Alexandra Pawlowna respira plus librement en se retrouvant en plein air. Elle ouvrit son ombrelle et se disposait à retourner à la maison, quand un homme d’une trentaine d’années apparut subitement en tournant le coin de l’isba, conduisant un petit drochki[1] de course très-bas ; il portait un vieux paletot gris, et avait sur la tête une casquette de même étoffe. Ayant aperçu Alexandra Pawlowna, il arrêta vivement son cheval et se retourna vers elle. Son visage était large et blême ; il avait de petits yeux d’un gris pâle et une moustache très-blonde, le tout à peu près de la nuance de ses vêtements.

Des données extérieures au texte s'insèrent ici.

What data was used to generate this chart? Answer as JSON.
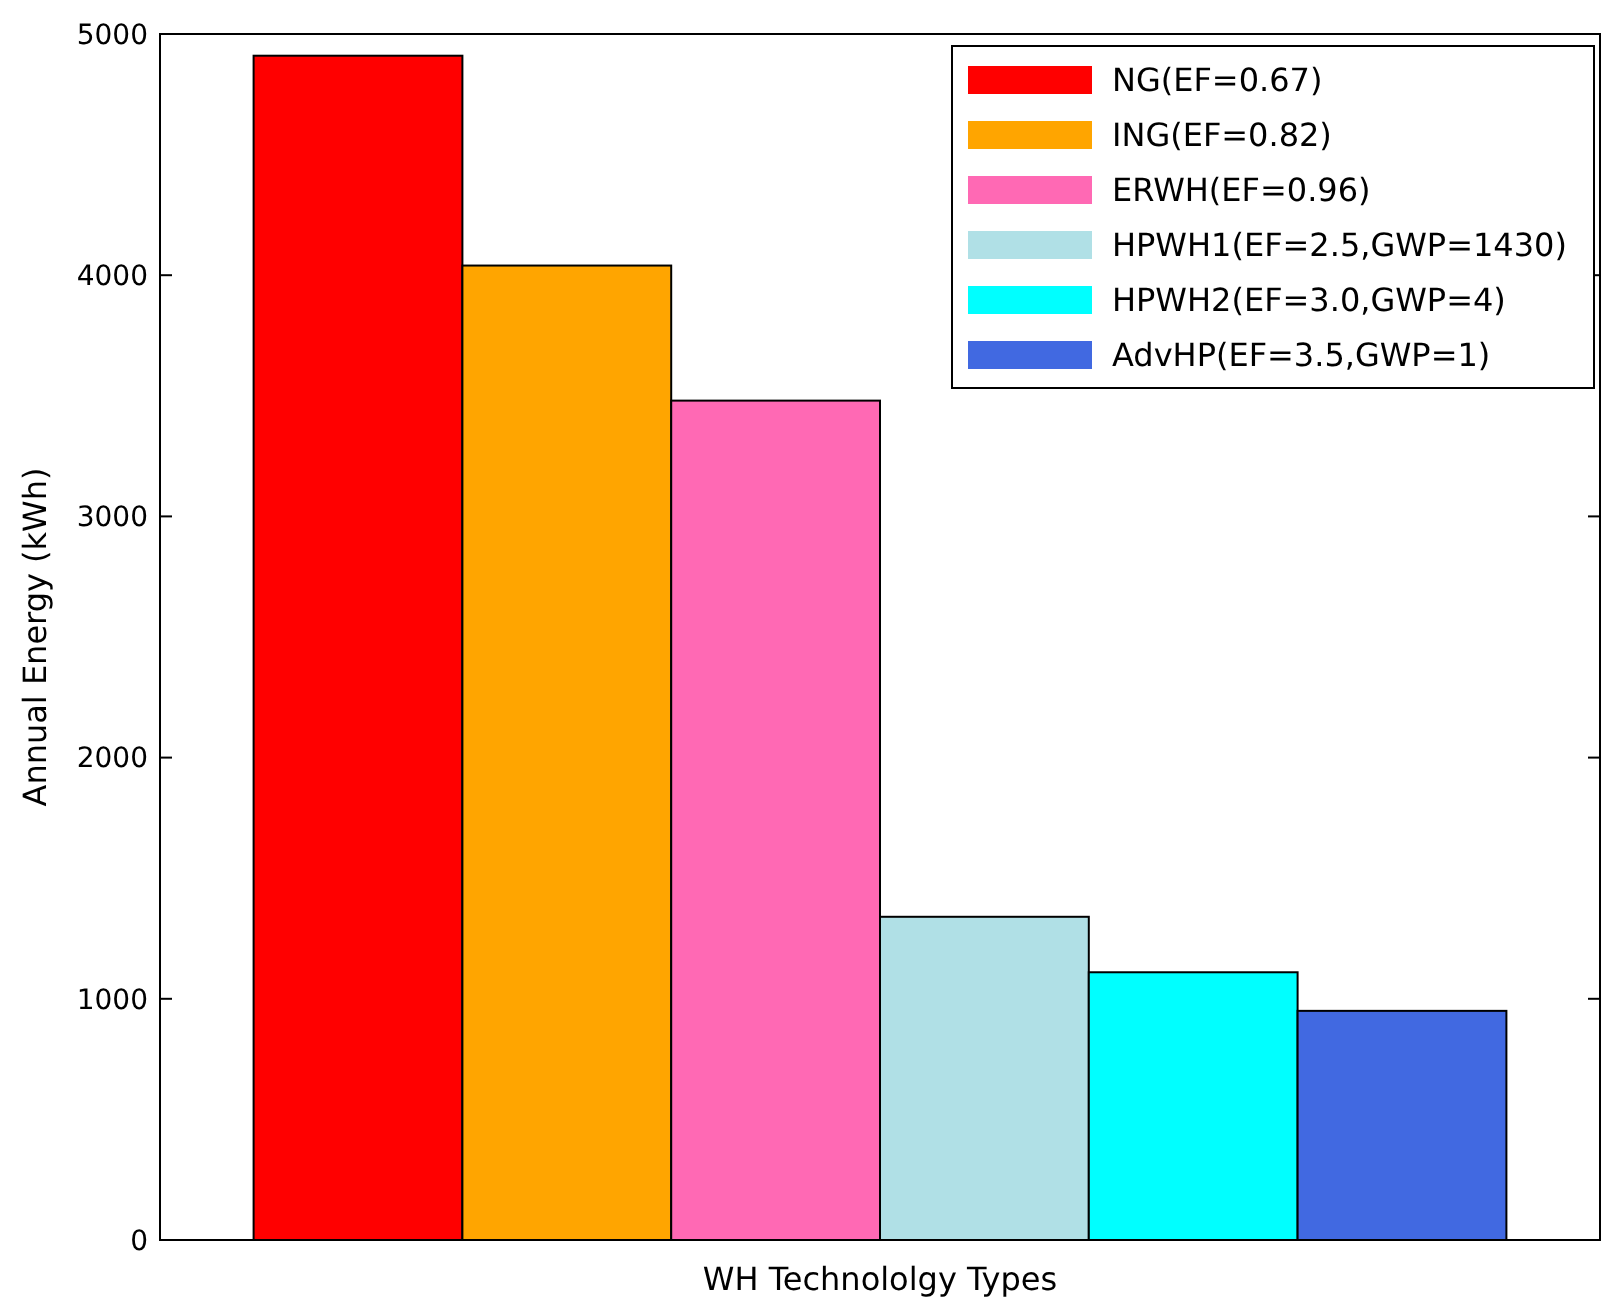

— Bonjour, dit-il, avec un sourire nonchalant ; je voudrais bien savoir ce que vous faites ici.

— Je visite une malade… Et vous-même, d’où venez-vous, Michaël Michaëlowitch ?

Celui qu’on appelait Michaël Michaëlowitch regarda son interlocutrice dans les yeux et sourit de nouveau.

— Vous avez bien fait d’aller visiter une malade, continua-t-il : mais ne vaudrait-il pas mieux la faire transporter à l’hôpital ?

  1. Petite voiture découverte à quatre roues.